Et pour les parents qui connaissent les "envie" de leur enfant. Un ami d'un des miens, qui n'est pas sortif pour 3 sous, et encore moins temeraire a vu le mien  avec son Skate. Ils sont aller faire mumuse un moment, et bizarrement, 1 semaine apres, le copain avait un skate tout neuf.

C'est pas une généralité. Mais se dire qu'on connait son enfant et qu'on est sur qu'il ne changera jamais d'avis ... ca me parrait juste totalement illusoire.


----------



## da capo (6 Mai 2011)

tout cela me laisse perplexe, pour ne pas dire que cela me fait doucement rire.
un jeune adolescent, c'est quoi ?

c'est quelqu'un qui ne sait pas le plus souvent ce qui va lui convenir, parce que il n'a pas encore le recul nécessaire pour évaluer ses besoins.

c'est aussi une personne en devenir qui veut expérimenter.

mon rôle de parent est de lui donner les moyens de découvrir, essayer, se planter, revenir, réussir, abandonner.

donc il n'y a pas de solution claire et précise : mon enfant n'est pas le votre.
et même si je crois connaître mon enfant, je peux sans me tromper dire que je ne le connais certainement pas beaucoup plus que je ne connais le(s) vôtre(s).
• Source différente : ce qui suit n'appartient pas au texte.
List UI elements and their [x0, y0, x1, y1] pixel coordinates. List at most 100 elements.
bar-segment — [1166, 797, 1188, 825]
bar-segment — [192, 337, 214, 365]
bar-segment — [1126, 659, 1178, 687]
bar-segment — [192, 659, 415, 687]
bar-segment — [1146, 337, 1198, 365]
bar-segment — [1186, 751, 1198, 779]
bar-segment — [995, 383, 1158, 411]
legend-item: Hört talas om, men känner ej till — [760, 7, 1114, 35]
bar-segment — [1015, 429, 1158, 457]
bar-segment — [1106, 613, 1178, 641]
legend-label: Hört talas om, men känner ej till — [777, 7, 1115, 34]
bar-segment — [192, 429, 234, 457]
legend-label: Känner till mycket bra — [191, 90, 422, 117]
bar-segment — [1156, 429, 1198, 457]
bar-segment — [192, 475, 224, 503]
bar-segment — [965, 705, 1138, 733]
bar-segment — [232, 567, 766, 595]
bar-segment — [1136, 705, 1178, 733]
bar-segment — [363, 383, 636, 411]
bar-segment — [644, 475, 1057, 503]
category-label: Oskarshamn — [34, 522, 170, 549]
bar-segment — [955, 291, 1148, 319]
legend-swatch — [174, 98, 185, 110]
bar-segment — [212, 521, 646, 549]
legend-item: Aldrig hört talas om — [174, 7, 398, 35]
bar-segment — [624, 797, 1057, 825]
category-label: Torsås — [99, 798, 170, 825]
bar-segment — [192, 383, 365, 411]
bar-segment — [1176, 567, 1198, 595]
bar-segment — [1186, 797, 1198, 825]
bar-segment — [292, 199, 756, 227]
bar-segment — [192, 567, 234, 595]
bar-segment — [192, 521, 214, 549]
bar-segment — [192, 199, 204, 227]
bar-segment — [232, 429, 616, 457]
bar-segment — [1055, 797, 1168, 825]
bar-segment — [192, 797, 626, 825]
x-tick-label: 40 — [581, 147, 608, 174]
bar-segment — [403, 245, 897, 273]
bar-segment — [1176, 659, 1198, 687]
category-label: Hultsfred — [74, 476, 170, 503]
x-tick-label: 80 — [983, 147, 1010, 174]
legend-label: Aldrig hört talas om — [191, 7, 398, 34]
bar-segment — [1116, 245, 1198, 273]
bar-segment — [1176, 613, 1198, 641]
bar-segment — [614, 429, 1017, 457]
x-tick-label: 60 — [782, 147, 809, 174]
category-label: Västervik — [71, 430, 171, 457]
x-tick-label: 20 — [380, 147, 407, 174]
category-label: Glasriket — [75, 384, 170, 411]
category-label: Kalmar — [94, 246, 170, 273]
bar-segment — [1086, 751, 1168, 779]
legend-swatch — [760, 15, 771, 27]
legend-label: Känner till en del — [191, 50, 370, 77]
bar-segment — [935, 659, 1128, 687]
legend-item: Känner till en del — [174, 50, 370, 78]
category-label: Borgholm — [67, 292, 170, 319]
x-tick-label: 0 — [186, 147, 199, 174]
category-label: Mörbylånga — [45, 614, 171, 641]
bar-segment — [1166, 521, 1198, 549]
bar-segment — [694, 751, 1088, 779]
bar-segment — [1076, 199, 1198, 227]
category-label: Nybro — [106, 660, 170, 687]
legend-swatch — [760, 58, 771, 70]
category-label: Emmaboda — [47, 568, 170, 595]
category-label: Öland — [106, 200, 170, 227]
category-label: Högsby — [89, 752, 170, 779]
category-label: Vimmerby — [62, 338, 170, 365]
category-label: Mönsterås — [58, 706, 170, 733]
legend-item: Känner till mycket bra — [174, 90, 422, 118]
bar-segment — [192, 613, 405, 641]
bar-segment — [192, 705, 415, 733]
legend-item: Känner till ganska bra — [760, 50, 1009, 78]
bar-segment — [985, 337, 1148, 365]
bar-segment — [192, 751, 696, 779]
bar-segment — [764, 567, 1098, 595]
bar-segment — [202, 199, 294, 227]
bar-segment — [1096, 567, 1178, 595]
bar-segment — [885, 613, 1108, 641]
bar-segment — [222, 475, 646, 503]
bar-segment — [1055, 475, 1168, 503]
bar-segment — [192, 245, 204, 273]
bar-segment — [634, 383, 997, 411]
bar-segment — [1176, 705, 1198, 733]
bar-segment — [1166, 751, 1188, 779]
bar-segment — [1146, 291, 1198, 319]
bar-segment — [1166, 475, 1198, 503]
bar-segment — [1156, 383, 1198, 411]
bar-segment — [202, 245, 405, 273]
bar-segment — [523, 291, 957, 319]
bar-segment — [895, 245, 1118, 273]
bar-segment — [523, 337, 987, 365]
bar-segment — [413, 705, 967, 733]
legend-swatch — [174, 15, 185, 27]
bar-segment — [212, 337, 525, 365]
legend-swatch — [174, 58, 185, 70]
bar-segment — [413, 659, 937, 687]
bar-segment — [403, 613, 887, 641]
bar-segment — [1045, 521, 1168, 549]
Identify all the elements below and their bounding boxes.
donc, ipad, macbook air, macbook pro, imac ou mac pro (je dois en oublier) ne sont pas la solution et ne le seront jamais. un netbook affreux est peut-être la réponse à son attente.

fixez un budget, demandez à votre gamin de chercher ce que LUI désire en tenant compte de cette limite, ajustez en le guidant dans le choix économique et technique, accompagnez son choix sans forcer la décision et peut être vous aurez atteint l'objectif qui est de permettre au gamin de grandir.
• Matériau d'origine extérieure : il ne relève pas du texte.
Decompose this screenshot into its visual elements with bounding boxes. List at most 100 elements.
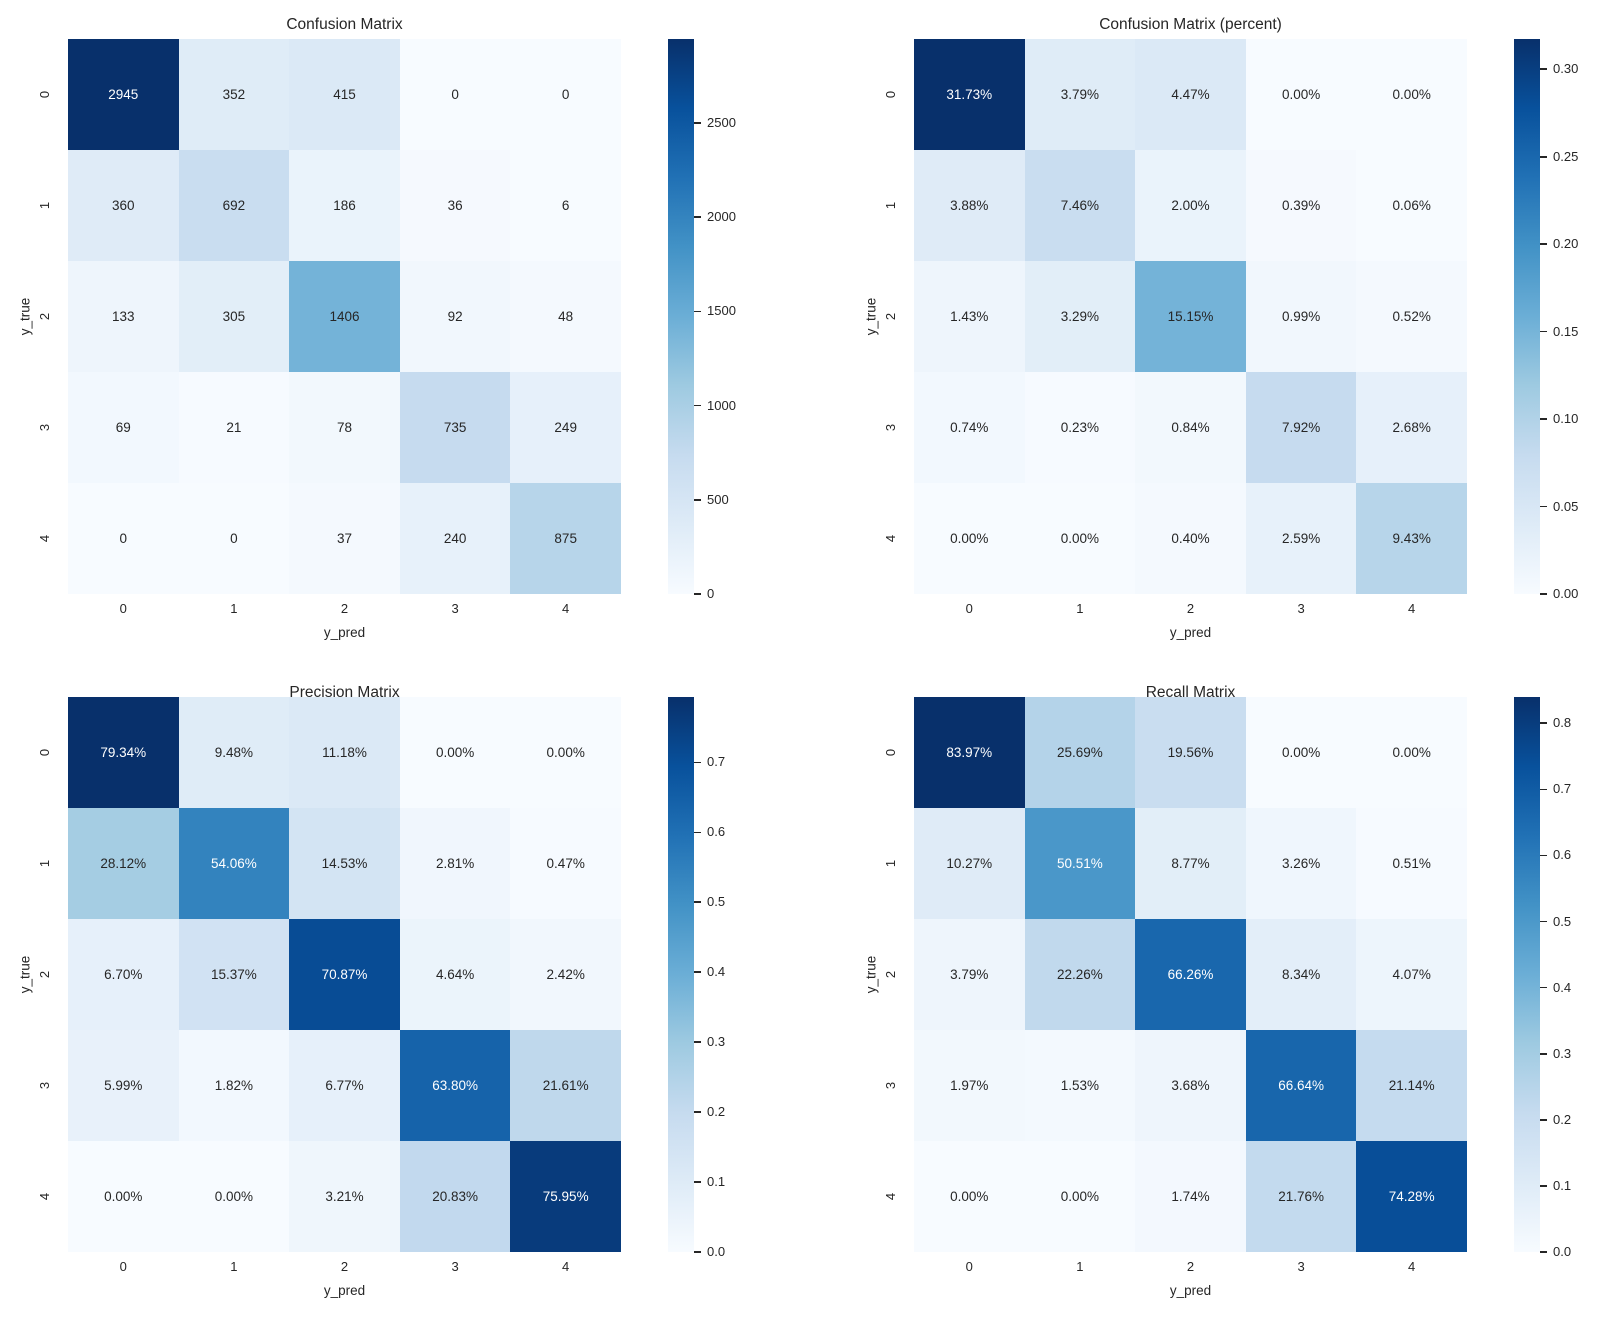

Vous allez vous planter, peut être, lui aussi, mais vous lui aurez permis d'éprouver ses choix. (Et les vôtres seront à l'avenir plus surs aussi  )

Et à son âge cela n'a pas de prix.


----------



## woulf (6 Mai 2011)

da capo a dit:


> Vous allez vous planter, peut être, lui aussi, mais vous lui aurez permis d'éprouver ses choix. (Et les vôtres seront à l'avenir plus surs aussi  )
> 
> Et à son âge cela n'a pas de prix.



Voilà !

Et pour le reste, il y a Eurocard-Mastercard


----------



## JPTK (6 Mai 2011)

Pour les parents décroissants ou pingres (souvent les mêmes) :


----------



## NightWalker (6 Mai 2011)

elamapi a dit:


> Moui, enfin dans ce cas, faut tenir compte de la maintenance du mac ou du PC pour itunes  Parce qu'un iPad sans Ordi fixe, ca pose soucis (pas de backup, pas de "gros" téléchargement", pas de mises à jours).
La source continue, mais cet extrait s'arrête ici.